The x-ray technician ordered everyone out and while West was waiting in the hallway, Craig Masterson came in through the stairwell door, large strides eating up the distance to West quickly. Craig looked straight at him and West wasn’t sure how to read his expression. Angry? Determined?
“What happened?” Craig said as he drew even with West.

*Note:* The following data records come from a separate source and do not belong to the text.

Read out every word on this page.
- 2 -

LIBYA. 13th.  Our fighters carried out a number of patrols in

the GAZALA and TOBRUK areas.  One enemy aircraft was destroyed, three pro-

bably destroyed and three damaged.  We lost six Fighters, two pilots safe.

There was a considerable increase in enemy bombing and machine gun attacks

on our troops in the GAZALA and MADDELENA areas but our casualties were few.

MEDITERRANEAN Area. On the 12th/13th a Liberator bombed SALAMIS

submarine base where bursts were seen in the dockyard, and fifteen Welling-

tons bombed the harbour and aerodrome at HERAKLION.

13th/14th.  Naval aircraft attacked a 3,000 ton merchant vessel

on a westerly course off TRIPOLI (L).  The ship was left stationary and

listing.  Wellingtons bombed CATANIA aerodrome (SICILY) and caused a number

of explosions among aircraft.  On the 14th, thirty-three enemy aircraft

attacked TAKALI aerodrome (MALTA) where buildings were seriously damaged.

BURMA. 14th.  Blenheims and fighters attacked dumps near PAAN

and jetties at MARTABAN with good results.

West was beginning to loathe that question. Here was another person he couldn’t tell the real story to. Craig hadn’t believed Katerina when she told him how she had seen what Kane had done. So he couldn’t be trusted with the rest of it.
“Katerina collapsed,” he said. “Kane got us, right under the nose of your agent, and then he died in the van and the two other men ran off. Katerina collapsed with the stress of it.”
Craig shook his head in disbelief and West could see the thousand questions just behind his lips. “Kane died? What? Where is he?”
“In a full-size van, stopped in traffic, on Government Street about a mile away.”
Craig brought his radio to his lips and spoke into it, his eyes burning holes into West. West wondered how much trouble this guy was going to make for him.
Craig jabbed a finger into West’s chest. “I’ll be back. Don’t you leave the emergency room.”
West nodded, but he knew if Katerina came around and he had a chance, he would be out of here in a second. They could leave, go anywhere, get out of California for good. Hide somewhere far away, another country maybe, where none of this could touch them.